Ineos Grenadiers reach the second week of the Tour de France with a very strong general classification showing to their credit, a showing that could have been even better had Dani Martínez not fallen ill last weekend. Yet the team remain ambitious for much more, says lead sports director Steve Cummings.
As the Tour moves into its main trio of Alpine stages this week, Geraint Thomas is lying third overall at 1:17, Adam Yates is fourth at 1:25, and Tom Pidcock is seventh at 1:46.
It’s the strongest collective positioning of any squad in the Tour at this point and they have the yellow helmets as leaders of the teams classification to show for it.
“The plan is to use the same approach we’ve had in many races where we’re trying to use the numbers – race intelligently off one another,” Cummings tells Cyclingnews.
“At some stage, if we want to win, we have to take risks and we’re in that mindset.”
Cummings points out that, had the team not lost Martínez, winner of this year’s Itzulia Basque Country, as a contender so recently, the British squad’s situation would have been even stronger.
“I’m sorry we lost Dani Martínez off the GC too because I know he’s been really thinking and working hard and dreaming about this race and he was coming here with a completely blank piece of paper, a ‘you-write-the-script’ situation, to see what happened,” Cummings said.
“It’s brutal, really. He hadn’t had the best preparation, not through any fault of his own, just through little niggles and little sicknesses. Things were starting to turn around and all of a sudden – Bam! – he gets sick.
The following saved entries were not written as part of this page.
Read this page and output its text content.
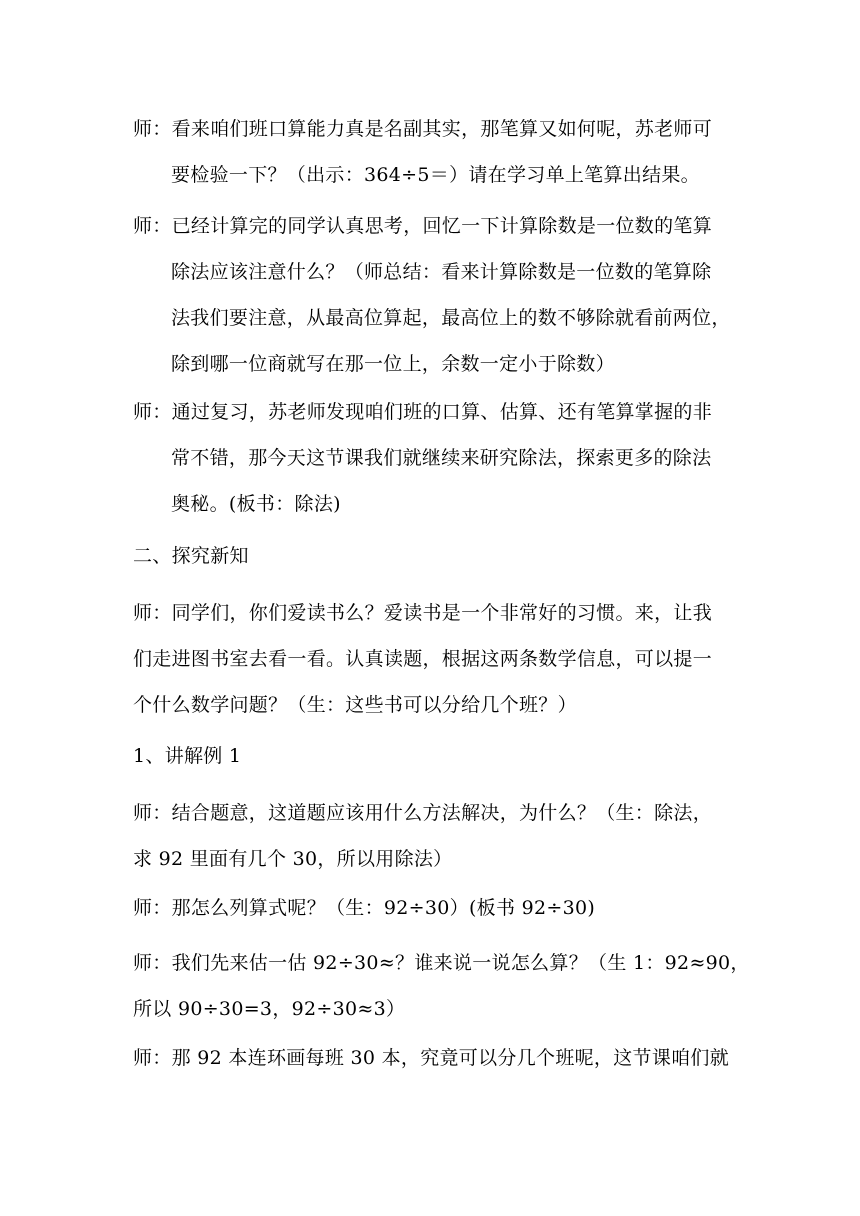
师：看来咱们班口算能力真是名副其实，那笔算又如何呢，苏老师可
要检验一下？（出示：364÷5＝）请在学习单上笔算出结果。

师：已经计算完的同学认真思考，回忆一下计算除数是一位数的笔算
除法应该注意什么？（师总结：看来计算除数是一位数的笔算除
法我们要注意，从最高位算起，最高位上的数不够除就看前两位，
除到哪一位商就写在那一位上，余数一定小于除数）

师：通过复习，苏老师发现咱们班的口算、估算、还有笔算掌握的非
常不错，那今天这节课我们就继续来研究除法，探索更多的除法
奥秘。(板书：除法)

二、探究新知

师：同学们，你们爱读书么？爱读书是一个非常好的习惯。来，让我
们走进图书室去看一看。认真读题，根据这两条数学信息，可以提一
个什么数学问题？（生：这些书可以分给几个班？）

1、讲解例 1

师：结合题意，这道题应该用什么方法解决，为什么？（生：除法，
求 92 里面有几个 30，所以用除法）

师：那怎么列算式呢？（生：92÷30）(板书 92÷30)

师：我们先来估一估 92÷30≈？谁来说一说怎么算？（生 1：92≈90，
所以 90÷30=3，92÷30≈3）

师：那 92 本连环画每班 30 本，究竟可以分几个班呢，这节课咱们就
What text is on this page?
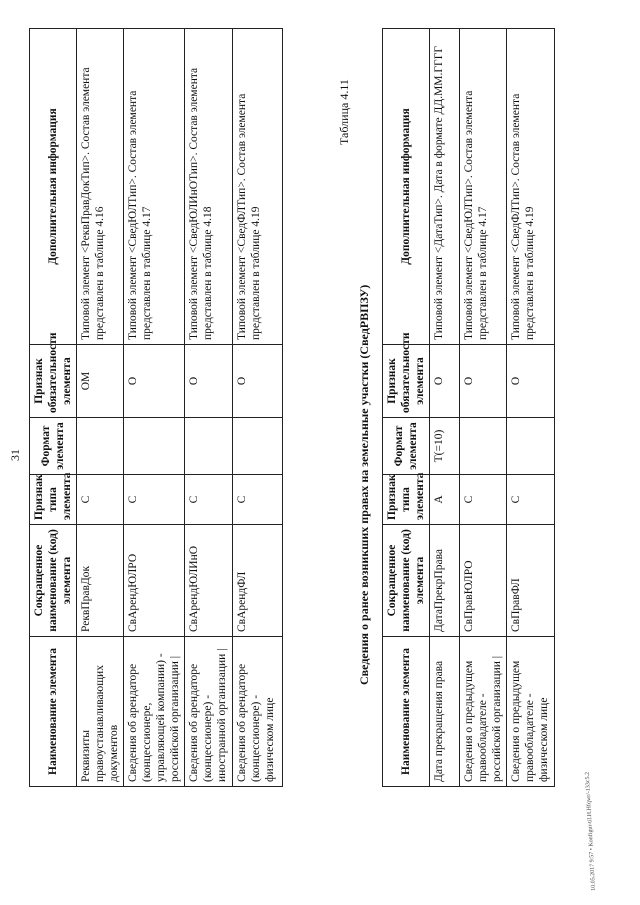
31
Наименование элемента	Сокращенное наименование (код) элемента	Признак типа элемента	Формат элемента	Признак обязательности элемента	Дополнительная информация
Реквизиты правоустанавливающих документов	РеквПравДок	С		ОМ	Типовой элемент <РеквПравДокТип>. Состав элемента представлен в таблице 4.16
Сведения об арендаторе (концессионере, управляющей компании) - российской организации |	СвАрендЮЛРО	С		О	Типовой элемент <СведЮЛТип>. Состав элемента представлен в таблице 4.17
Сведения об арендаторе (концессионере) - иностранной организации |	СвАрендЮЛИнО	С		О	Типовой элемент <СведЮЛИнОТип>. Состав элемента представлен в таблице 4.18
Сведения об арендаторе (концессионере) - физическом лице	СвАрендФЛ	С		О	Типовой элемент <СведФЛТип>. Состав элемента представлен в таблице 4.19
Таблица 4.11
Сведения о ранее возникших правах на земельные участки (СведРВПЗУ)
Наименование элемента	Сокращенное наименование (код) элемента	Признак типа элемента	Формат элемента	Признак обязательности элемента	Дополнительная информация
Дата прекращения права	ДатаПрекрПрава	А	T(=10)	О	Типовой элемент <ДатаТип>. Дата в формате ДД.ММ.ГГГГ
Сведения о предыдущем правообладателе - российской организации |	СвПравЮЛРО	С		О	Типовой элемент <СведЮЛТип>. Состав элемента представлен в таблице 4.17
Сведения о предыдущем правообладателе - физическом лице	СвПравФЛ	С		О	Типовой элемент <СведФЛТип>. Состав элемента представлен в таблице 4.19
10.05.2017 9:57 • Konfigur-til.H.Hfqwr/-133с5.2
So to lose him off the GC is quite hard.
“But having said that, I think it’s kind of exceptional to have had four riders after eight stages in the top 10. You don’t often see that and if you look at the broader picture of not just this race but the whole team, we must be doing things really well to get to that point.”
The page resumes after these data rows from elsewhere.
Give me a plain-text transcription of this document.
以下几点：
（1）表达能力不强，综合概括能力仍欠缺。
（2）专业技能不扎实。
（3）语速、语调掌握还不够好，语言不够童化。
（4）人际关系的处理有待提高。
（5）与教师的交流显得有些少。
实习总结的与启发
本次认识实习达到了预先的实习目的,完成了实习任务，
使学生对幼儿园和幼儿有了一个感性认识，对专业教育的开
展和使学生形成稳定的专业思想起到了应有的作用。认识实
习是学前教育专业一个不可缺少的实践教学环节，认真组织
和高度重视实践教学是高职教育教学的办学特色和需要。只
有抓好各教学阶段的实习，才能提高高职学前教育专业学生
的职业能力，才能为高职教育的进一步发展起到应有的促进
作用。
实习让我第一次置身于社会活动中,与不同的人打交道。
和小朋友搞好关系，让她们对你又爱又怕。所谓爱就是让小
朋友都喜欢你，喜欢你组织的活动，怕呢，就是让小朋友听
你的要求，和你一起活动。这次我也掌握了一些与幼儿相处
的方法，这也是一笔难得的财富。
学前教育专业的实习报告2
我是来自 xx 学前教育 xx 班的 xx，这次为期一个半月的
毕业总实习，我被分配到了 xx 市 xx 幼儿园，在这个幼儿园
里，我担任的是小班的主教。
However, rather than dwell overly on what can’t be changed following Martínez’s misfortune, Cummings says the team have to build on what has gone well for bigger ambitions.
“We’re here to try and win and we haven’t managed to win yet. But on Sunday we were close [with Jonathan Castroviejo, second – Ed.] so we just need to keep doing what we’ve been doing, whether we end up winning the overall, or whether we win stages or whether it’s both.”